Coupling as referred to herein means attaching or connecting together whether directly or indirectly and includes coupling two members together with or without another material or materials situated between the members such as, for example, a glue, a thin layer of another material or a material shrink wrapped onto the one or other of the members.

The shape memory alloy material is selected so that the ring of a desired dimension exerts a sufficient amount of force on the catheter tip 25 and catheter end 31 to prevent uncoupling or a break, at least according to manufacturing and product standards. Manufacturing and product standards for catheters are described in ISO 10555-1:1995(E) section 4.5, table 1 and annex B where the standard requirement for force at break at a junction, and the test for determining such force at break are described.

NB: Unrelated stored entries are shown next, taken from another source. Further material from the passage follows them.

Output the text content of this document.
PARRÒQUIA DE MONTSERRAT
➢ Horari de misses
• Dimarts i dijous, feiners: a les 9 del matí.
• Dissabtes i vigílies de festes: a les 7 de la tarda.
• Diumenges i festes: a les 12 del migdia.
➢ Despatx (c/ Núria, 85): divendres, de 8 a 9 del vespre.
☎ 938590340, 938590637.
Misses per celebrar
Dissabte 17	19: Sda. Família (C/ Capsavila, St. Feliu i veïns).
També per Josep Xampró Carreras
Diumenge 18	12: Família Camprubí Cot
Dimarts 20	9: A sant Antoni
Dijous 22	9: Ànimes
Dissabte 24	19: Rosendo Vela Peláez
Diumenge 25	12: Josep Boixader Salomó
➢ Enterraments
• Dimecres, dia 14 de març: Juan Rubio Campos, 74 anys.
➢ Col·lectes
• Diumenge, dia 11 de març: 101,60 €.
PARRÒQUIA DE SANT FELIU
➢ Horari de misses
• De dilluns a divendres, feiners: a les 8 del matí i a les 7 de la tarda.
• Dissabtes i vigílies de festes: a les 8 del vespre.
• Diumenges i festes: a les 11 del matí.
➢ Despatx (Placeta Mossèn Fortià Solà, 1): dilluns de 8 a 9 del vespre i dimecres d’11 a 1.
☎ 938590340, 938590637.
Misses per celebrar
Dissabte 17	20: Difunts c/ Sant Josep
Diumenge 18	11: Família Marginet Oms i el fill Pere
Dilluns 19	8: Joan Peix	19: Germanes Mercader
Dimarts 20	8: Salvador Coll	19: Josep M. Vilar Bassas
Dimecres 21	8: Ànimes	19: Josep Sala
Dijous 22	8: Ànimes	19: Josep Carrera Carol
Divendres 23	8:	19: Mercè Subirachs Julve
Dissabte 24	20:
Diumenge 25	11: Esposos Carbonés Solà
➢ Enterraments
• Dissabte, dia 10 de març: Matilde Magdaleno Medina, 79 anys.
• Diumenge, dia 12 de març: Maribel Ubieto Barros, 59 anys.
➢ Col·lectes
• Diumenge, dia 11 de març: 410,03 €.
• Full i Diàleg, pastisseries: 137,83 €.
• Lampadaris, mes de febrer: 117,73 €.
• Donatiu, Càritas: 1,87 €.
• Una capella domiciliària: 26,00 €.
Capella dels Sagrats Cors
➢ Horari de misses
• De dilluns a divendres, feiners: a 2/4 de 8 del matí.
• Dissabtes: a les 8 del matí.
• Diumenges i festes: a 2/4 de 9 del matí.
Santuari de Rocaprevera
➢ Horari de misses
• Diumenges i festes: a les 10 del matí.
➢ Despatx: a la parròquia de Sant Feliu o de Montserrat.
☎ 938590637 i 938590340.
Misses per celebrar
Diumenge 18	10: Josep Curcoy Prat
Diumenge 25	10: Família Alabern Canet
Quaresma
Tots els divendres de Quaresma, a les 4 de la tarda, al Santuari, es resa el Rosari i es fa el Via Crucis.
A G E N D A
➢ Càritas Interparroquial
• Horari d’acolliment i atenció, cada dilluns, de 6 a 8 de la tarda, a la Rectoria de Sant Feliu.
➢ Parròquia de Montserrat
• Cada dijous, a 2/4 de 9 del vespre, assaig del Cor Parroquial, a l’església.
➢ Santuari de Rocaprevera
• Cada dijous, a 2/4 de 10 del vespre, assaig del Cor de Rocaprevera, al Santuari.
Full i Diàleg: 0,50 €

Although this detailed description sets forth particular embodiments according to the invention, various other catheter systems and applications are contemplated.

While the invention has been described with reference to particular embodiments, it will be understood to one skilled in the art that variations and modifications may be made in form and detail without departing from the spirit and scope of the invention.